Judge: Mark H. Epstein, Case: 23SMCV03868, Date: 2023-12-22 Tentative Ruling

Case Number: 23SMCV03868    Hearing Date: December 22, 2023    Dept: I

This is a motion to vacate entry of default in a UD case.  The complaint was filed on August 21, 2023, and default was entered on August 30, 2023.  A judgment for possession only was entered the same day.  Defendant moves to set the default aside and plaintiff opposes.

A default can be set aside where it is due to mistake, inadvertence, surprise, or excusable neglect so long as relief is sought within six months of the default (which it was here).  Generally, only “very slight” evidence is required because the law favors a merits disposition.  (Kramer v. Traditional Escrow, Inc. (2020) 56 Cal.App.5th 13.)  Of course, that rule does not allow setting aside a default where the decision not to file a timely response was tactical or deliberate rather than negligent.

Defendant here has provided a detailed declaration with corroborating evidence demonstrating that there were various travel-related issues that resulted in her missing the service of the summons and complaint.  That strikes the court as excusable neglect and not deliberate.  A reasonably prudent person, traveling in the manner defendant was traveling, might well not be aware of the suit.  And given the short time to respond—five days in a UD case—it is easier to excuse a failure to respond than it would be if the traditional 30 days were available.  Nor is there any evidence that plaintiff attempted to reach out to speak to defendant.  Of course, plaintiff is under no obligation to do so; plaintiff can rely upon service.  But had plaintiff reached defendant, it could well be that defendant would have responded quickly to the complaint.

Plaintiff’s opposition rebuts none of defendant’s showing.  Plaintiff suggests that defendant should have sought more time to respond and that it is defendant, not plaintiff, that should have reached out.  Such an argument carries weight, but only so much.  Plaintiff raises some good questions, such as why the employee to whom notice was given did not provide the notice to someone other than Ms. Venuto given Ms. Venuto’s travel plans.  That’s not a bad question, and had more time elapsed, it might be sufficient.  But here, the default was entered after only nine calendar days.  Such is not illegal, but it does make the excusable neglect showing easier. 

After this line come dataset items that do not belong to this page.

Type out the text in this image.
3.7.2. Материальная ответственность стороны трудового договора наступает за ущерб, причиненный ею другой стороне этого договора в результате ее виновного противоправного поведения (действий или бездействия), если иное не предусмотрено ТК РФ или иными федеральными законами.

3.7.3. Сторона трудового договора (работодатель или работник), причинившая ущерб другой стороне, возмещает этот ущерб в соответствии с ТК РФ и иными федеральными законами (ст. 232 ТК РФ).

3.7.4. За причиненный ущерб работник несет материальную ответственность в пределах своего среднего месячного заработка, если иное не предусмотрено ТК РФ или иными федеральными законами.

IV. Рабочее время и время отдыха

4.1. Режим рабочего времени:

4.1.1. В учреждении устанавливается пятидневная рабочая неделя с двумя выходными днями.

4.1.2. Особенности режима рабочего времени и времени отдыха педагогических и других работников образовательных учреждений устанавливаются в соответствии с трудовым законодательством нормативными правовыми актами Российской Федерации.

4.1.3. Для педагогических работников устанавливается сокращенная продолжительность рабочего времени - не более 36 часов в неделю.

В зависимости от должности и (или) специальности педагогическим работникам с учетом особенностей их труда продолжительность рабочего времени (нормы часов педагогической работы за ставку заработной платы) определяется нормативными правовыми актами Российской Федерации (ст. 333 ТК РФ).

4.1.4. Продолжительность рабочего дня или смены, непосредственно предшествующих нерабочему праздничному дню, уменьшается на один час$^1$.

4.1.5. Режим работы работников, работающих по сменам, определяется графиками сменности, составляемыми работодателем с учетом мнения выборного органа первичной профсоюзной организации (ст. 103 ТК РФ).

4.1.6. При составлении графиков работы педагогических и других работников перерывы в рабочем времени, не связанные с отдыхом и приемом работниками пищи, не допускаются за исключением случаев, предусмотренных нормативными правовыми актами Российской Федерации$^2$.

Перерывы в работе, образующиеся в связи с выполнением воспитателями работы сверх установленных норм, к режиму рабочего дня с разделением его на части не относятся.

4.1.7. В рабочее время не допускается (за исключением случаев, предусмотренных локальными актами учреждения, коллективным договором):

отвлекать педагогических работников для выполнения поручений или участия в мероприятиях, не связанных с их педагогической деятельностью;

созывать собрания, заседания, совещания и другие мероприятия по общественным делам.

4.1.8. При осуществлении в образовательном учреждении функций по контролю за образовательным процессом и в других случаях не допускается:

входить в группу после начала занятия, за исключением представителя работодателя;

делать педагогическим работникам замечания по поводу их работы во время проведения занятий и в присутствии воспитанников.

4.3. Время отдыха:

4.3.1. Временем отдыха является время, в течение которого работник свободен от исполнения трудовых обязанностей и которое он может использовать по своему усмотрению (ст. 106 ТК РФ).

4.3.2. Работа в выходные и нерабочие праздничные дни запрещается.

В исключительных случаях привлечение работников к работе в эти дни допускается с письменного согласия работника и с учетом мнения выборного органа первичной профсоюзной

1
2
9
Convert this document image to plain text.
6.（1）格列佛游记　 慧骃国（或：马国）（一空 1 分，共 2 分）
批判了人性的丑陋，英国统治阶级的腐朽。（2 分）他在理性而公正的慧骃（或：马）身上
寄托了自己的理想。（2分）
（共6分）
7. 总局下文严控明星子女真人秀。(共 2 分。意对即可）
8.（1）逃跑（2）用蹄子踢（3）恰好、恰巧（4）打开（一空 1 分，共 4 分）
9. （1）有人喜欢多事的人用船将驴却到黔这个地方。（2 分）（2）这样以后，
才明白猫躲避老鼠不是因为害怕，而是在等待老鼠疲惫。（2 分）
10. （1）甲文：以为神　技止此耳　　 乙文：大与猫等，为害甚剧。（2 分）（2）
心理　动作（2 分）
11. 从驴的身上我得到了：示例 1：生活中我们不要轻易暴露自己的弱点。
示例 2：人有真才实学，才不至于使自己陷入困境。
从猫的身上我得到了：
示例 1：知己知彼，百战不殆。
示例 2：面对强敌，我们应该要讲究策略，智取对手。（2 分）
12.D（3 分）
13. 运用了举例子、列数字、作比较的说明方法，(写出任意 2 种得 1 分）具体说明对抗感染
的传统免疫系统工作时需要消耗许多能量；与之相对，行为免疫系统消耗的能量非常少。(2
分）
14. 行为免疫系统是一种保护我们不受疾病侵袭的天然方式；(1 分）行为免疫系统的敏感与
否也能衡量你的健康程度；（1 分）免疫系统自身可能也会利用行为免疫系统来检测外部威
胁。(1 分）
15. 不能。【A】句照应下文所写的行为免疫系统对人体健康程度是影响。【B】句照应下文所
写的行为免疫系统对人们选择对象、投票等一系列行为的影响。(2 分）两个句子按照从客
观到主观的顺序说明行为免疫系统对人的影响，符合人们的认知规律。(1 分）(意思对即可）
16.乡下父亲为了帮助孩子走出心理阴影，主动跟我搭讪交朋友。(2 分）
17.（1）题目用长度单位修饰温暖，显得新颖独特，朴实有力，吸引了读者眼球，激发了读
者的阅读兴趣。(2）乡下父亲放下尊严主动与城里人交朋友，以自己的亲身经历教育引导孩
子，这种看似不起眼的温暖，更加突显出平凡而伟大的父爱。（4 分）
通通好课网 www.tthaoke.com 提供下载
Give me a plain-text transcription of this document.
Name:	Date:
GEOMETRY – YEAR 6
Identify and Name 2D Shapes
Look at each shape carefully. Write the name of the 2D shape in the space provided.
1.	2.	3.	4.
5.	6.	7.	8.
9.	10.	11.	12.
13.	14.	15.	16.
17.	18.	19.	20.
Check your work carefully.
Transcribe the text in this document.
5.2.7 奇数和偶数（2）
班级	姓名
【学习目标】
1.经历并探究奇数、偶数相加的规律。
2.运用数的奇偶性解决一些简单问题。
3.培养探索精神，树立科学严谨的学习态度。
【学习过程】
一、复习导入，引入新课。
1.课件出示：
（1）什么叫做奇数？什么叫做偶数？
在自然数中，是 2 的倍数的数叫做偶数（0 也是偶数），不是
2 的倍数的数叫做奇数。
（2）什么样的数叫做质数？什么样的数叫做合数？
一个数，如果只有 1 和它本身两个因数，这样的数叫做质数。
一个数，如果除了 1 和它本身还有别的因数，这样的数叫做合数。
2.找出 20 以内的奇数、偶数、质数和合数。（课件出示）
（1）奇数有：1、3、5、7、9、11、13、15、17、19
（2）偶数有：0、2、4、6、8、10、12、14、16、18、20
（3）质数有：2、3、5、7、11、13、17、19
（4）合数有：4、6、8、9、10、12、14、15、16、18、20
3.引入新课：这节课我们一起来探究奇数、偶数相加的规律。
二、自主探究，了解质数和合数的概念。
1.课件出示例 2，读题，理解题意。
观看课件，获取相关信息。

Further, the court cannot help but note that possession is no longer at issue.  Were possession at issue, the court would have more sympathy for plaintiff, who would be denied the use of the premises while the UD matter was being sorted out.  But defendant is gone.  This is just about money.  Further, given that the UD rules no longer apply, the whole need for speed simply no longer pertains and the general rule favoring trial on the merits applies with full force.  The court views plaintiff’s position with some greater skepticism than normal given that plaintiff sought a default money judgment while the motion for relief from default was pending.

In short, plaintiff should have stipulated to set the judgment aside, at least the monetary part.  While that is not required, given defendant’s showing and the legal presumptions, defendant’s motion has merit and is GRANTED.  Defendant is to file a stand-alone answer to the complaint within ten court days of today.  The court will set a CMC for some time in March.